Os anos passaram rápidos, vieram as festinhas com amigos, a conclusão do curso médio com notas medianas, os vários namorados, amigos, o primeiro emprego, o casamento e finalmente os dois filhos. Sua vida tinha voltado a normalidade após o nascimento de sua primeira filha. Apenas uma enorme sensação de vazio não lhe saia da cabeça. A presença constante da tristeza sempre a rondar seus pensamentos por causa da dor da separação de sua primeira filha, que nunca conhecera. Comemorava silenciosa o aniversário dela. Todos os anos, na mesma data, recolhia-se solitária e pensativa. Seus filhos e o marido sempre respeitaram estes momentos. Queria ficar só. Eram-lhe muito íntimos seus pensamentos para compartilhar com mais alguém. Assim se passaram os anos e assim haveria de ser sempre, até que Deus também a levasse, tal como acontecera com seus pais, que cumpriram à sua maneira, a missão de suas vidas, educando e protegendo seus filhos.

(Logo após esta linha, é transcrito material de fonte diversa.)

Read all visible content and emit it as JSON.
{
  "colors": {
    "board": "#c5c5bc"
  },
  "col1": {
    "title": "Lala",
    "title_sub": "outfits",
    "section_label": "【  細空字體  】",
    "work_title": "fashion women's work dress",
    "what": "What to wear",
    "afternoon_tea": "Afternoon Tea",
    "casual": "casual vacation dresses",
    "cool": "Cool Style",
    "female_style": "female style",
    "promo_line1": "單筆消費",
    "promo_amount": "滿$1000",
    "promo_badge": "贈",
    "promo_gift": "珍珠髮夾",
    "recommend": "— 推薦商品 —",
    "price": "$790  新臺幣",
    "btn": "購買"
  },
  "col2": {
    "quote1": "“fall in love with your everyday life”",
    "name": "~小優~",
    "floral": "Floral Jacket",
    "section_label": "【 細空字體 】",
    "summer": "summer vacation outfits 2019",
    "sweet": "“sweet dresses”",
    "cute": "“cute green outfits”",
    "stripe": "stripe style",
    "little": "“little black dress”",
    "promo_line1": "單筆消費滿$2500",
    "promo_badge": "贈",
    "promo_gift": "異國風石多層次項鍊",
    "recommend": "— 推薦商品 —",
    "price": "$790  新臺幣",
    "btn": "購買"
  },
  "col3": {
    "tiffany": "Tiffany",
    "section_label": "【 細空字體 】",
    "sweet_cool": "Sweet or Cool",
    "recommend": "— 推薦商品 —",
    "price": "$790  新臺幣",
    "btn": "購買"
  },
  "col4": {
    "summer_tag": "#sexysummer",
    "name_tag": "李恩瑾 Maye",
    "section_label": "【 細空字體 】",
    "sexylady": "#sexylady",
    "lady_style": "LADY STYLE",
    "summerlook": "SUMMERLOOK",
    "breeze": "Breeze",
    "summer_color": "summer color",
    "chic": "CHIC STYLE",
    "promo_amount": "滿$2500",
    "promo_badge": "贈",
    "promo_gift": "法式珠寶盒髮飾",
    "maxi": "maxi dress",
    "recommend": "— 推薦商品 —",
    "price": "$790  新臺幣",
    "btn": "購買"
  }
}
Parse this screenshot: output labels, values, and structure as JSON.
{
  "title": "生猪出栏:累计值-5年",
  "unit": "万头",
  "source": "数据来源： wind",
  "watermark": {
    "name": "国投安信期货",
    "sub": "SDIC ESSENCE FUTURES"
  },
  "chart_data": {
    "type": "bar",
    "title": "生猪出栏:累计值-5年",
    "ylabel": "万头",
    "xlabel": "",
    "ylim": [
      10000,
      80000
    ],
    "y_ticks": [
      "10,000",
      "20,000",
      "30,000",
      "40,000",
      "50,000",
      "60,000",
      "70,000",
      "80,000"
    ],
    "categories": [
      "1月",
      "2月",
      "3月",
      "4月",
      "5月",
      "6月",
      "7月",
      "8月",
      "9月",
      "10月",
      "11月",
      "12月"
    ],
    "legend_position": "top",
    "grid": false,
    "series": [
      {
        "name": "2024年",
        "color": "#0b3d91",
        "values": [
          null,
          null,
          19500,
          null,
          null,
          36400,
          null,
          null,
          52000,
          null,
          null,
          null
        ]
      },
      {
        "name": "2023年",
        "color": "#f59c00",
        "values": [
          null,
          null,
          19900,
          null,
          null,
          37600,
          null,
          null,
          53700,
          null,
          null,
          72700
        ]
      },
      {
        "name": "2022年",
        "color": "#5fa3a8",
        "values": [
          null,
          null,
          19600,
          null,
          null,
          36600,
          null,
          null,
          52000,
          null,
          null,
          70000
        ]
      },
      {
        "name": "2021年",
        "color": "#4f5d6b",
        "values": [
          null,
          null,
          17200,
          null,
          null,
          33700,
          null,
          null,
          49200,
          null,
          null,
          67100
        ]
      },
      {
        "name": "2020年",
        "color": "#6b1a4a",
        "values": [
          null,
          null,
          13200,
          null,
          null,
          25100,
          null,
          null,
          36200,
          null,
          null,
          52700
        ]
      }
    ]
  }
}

Voltava agora sua atenção à sua festa. A mesa estava bonita de se ver, a torta de morango, os docinhos, brigadeiros. Tudo muito arrumado para os parabéns. Seira mais um momento de piadas, brincadeiras e chacotas entre a família e a vizinha Irene. De repente, uma surpresa. Um carro pára em frente e uma jovem salta e se dirige à casa. Vai ao seu encontro curiosa de saber quem é. A jovem, ao se dirigir ao portão sorri um sorriso molhado de lágrimas e a chama de mamãe.

Embaraçada, seus olhos se iluminam e a emoção bate forte ao ouvir que aquela jovem bonita era sua filha, a quem remetia as orações a Deus para iluminar-lhe o caminho durante todos estes anos de vida. Como seria possível ?. A filha, como prova do que estava afirmando, mostrava agora a bonequinha de pano que sua mãe adotiva recebera da enfermeira. Recorda-se nitidamente dessa bonequinha. Entregara realmente à enfermeira na esperança de chegar às mãos de sua filha algum dia em que fosse mocinha. Era a única coisa que a poderia ligar à sua mãe biológica. A enfermeira de fato a entregara à mulher que viera pegar a recém nascida, mas escondera dela o que fizera de verdade, dizendo-lhe, coagida pelo seu pai, que tinha jogado a bonequinha no lixo. Seia melhor para ela, ajudaria a esquecer esse fato em sua vida e a faria seguir em frente cuidando de sua própria existencia.

Passados esses anos todos, a mãe adotiva finalmente contara-lhe tudo a respeito de seus primeiros momentos de vida. Fora buscá-la no Hospital porque perdera a esperança definitivamente de engravidar após vários exames a que tinha se submetido. Dera-lhe um lar feliz, cercara-lhe de carinho e atenção e agora, fraca de saúde, resolvera dar-lhe a boneca e revelar quem era sua mãe biológica e onde morava. Guardara esse segredo durante toda a vida. Todas as informações obtivera de um detetive particular que contratara com o objetivo de um dia compartilhar com sua filha adotiva. Agora sentia-se livre, tirava um enorme peso na vida.

Sentada no banco de trás do carro, a mãe adotiva observa o encontro das duas, mãe e filha, em um abraço emocionado. Suas faces enrugadas esboça um sorriso a vê-las. Faz sinal ao motorista. O carro acelera. Faz uma manobra devagar na rua. Desaparece ao dobrar a esquina. Mãe e filha certamente teriam muito que conversar.